Parmi les souvenirs, elle réticente la scolarité de tous les enfants qui sont devenus tous autonomes dans la vie.

2. MEMBILA: LA RÉDUCTION DU POUVOIR D’ACHAT DES PARENTS AFFECTE TERRIBLEMENT NOS VENTES

«J’ai commence cette activité au début des années 1990 après les pillages qui a affecté le travail de mon mari. La vente ds pains nous a permis de réaliser beaucoup des choses et surtout la scolarisation des enfants. Elle m’a permis aussi d’acheter deux lopins de terre vers le nouveau quartier Badara dans la commune de la Nsele. Sur le premier terrain, j’ai construis un hangar ou j’ai mis un locataire tandis que le deuxième est en construction», a-t- elle soutenu. Elle a enfin déploré la baisse des activités parce qu’avant, elle pouvait attendre l’équivalent de 200 ou 300.000 FC le jour. Mais aujourd’hui nous sommes obliges de réduire sensiblement nos commandes au risqué de connaitre beaucoup d’individus. La situation à la base de cette réduction des recettes est imputable à la conjoncture actuelle. Le manqué d’emploi et l’effritement du pouvoir d’achat des parents qui font que prendre le petit déjeuner le matin déviant un luxe pour la majorité des parents. Ces derniers préfèrent le riz ou le Fufu (la boule nationale) à la place du thé.

Il appartient au gouvernement d’augmenter le pouvoir d’achat des fonctionnaires et  travailleurs  qui ne peuvent pas nouer les deux bouts du mois avec leurs salaires.

3. PAULINE: LA VENTE DU PAIN NE SUFFIT PLUS, IL FAUT DIVERSIFIER LES ACTIVITÉS

 Pour Pauline qui a commencé  au milieu des années 2000 totalise aujourd’hui près de 20 ans dans cette profession de vente des pains.

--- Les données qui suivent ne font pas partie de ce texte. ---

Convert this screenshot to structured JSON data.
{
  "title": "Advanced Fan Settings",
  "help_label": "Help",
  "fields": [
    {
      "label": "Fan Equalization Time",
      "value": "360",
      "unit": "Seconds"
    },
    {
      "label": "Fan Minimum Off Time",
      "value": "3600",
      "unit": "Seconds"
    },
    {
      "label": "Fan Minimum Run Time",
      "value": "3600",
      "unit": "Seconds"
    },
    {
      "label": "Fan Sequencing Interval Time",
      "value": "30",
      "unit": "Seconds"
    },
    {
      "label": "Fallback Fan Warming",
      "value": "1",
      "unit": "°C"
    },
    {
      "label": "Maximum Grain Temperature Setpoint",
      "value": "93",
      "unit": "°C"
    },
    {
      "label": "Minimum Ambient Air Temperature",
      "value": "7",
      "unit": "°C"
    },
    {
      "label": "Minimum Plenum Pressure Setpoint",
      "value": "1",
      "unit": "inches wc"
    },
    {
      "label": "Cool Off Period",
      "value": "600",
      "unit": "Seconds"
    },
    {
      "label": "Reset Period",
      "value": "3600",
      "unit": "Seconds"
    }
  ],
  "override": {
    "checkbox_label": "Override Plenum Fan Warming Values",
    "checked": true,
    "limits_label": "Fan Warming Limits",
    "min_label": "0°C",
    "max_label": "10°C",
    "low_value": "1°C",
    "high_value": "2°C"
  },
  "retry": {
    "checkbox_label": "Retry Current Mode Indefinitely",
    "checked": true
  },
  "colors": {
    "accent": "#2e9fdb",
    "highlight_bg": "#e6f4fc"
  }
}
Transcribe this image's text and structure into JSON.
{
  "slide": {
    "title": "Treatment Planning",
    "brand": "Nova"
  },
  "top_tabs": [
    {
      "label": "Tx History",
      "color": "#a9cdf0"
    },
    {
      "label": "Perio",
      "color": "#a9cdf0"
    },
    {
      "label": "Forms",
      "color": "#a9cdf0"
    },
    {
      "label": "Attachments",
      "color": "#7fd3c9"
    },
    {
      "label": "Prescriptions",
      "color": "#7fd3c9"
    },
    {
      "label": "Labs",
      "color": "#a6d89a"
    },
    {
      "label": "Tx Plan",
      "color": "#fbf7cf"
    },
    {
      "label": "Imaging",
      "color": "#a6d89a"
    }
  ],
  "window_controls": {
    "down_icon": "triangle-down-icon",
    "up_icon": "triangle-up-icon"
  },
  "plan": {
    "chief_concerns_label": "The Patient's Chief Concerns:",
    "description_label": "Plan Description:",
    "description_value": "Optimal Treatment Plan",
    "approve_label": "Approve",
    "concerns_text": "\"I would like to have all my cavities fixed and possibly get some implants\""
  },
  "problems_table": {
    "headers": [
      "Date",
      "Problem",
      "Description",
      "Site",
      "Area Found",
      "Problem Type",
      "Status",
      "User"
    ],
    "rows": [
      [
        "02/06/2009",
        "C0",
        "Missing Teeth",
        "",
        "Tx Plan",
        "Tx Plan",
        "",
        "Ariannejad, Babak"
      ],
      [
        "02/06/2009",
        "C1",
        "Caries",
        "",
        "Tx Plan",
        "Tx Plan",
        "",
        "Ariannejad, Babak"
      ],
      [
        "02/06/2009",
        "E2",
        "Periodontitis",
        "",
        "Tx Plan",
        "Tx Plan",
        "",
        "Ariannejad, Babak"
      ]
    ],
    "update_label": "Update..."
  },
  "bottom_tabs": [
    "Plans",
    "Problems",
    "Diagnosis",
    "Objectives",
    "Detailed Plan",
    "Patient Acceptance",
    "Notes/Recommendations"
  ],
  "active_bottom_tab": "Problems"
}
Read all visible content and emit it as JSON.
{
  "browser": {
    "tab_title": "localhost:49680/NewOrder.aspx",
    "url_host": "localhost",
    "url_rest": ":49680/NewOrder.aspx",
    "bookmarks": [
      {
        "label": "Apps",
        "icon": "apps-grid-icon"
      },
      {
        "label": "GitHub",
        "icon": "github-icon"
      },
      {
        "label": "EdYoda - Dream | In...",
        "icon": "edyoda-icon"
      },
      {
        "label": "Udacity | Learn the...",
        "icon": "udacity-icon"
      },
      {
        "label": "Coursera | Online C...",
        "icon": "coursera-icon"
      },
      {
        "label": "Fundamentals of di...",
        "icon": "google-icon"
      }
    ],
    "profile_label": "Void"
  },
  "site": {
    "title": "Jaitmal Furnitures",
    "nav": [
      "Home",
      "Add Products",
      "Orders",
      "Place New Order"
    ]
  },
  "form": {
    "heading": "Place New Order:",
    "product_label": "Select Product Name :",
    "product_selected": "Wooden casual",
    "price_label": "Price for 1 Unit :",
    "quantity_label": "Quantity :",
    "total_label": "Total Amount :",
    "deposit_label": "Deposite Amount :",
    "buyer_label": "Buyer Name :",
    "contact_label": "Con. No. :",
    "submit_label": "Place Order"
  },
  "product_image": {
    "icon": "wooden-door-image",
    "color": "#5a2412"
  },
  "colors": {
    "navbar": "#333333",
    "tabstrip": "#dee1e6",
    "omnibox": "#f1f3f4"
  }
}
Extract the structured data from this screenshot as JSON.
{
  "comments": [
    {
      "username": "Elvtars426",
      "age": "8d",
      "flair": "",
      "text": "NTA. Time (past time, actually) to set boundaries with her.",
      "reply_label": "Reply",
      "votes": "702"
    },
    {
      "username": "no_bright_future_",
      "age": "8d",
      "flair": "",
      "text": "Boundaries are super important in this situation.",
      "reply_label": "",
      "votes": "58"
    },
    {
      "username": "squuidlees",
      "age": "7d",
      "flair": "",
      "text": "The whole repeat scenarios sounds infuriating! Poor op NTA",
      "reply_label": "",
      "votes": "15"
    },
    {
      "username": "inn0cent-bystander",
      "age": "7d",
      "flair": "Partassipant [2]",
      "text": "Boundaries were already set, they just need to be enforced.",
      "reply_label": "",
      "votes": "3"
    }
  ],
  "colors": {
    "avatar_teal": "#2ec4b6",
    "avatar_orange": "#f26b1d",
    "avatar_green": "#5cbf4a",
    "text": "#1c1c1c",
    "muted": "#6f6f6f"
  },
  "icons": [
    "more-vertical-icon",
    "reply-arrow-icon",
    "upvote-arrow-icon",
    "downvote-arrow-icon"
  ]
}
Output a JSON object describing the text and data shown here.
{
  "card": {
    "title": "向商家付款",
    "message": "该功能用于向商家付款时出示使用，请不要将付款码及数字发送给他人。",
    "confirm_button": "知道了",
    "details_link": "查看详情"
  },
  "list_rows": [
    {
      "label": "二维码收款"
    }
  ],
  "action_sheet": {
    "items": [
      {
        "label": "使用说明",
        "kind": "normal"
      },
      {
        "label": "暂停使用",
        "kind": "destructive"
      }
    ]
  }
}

« Mon mari est souffrant et par terre depuis 9 ans. C’est grâce à cette activité de la vente que nous essayons de survivre. Au début on pouvait atteindre même 7 à 8 bacs de commandes par jour. Malgré les différentes charges, je peux avoir 280 à 300.000 FC le mois, soit plus ou moins 100 dollars américains hormis les autres dépenses. Je rends gloire à Dieu car mon fils ainé qui est diplômé en mécanique est devenu ajusteur et il gagne normalement sa vie. Sa jeune sœur est devenue couturière diplômée. Mes petites économies ont permis de lui acheter une machine à coudre afin de lui permettre de commencer son atelier. Un autre souvenir c’est sans doute l’achat d’un lopin de terre qui nous a permis de construire un studio. Je ne suis plus locataire», a-t- il soutenu.

Parmi les difficultés, l’emplacement du lieu de vente influe aussi sur notre petit commerce qui fait face à une concurrence très rude sans précédent. Ces derniers temps, on fait face à certaines dettes des clients véreux qui paient parfois le jour suivant.

Il nous faut parfois emprunter pour totaliser la commande. Le fonds pour le petit commerce déviant de plus en plus dérisoire et pose problème et il n’y a aucune structure pour soutenir les efforts des femmes. D’où la nécessité de diversifier le petit commerce au lieu de s’attacher seulement au pain qui n’est plus très rentable par rapport au passé.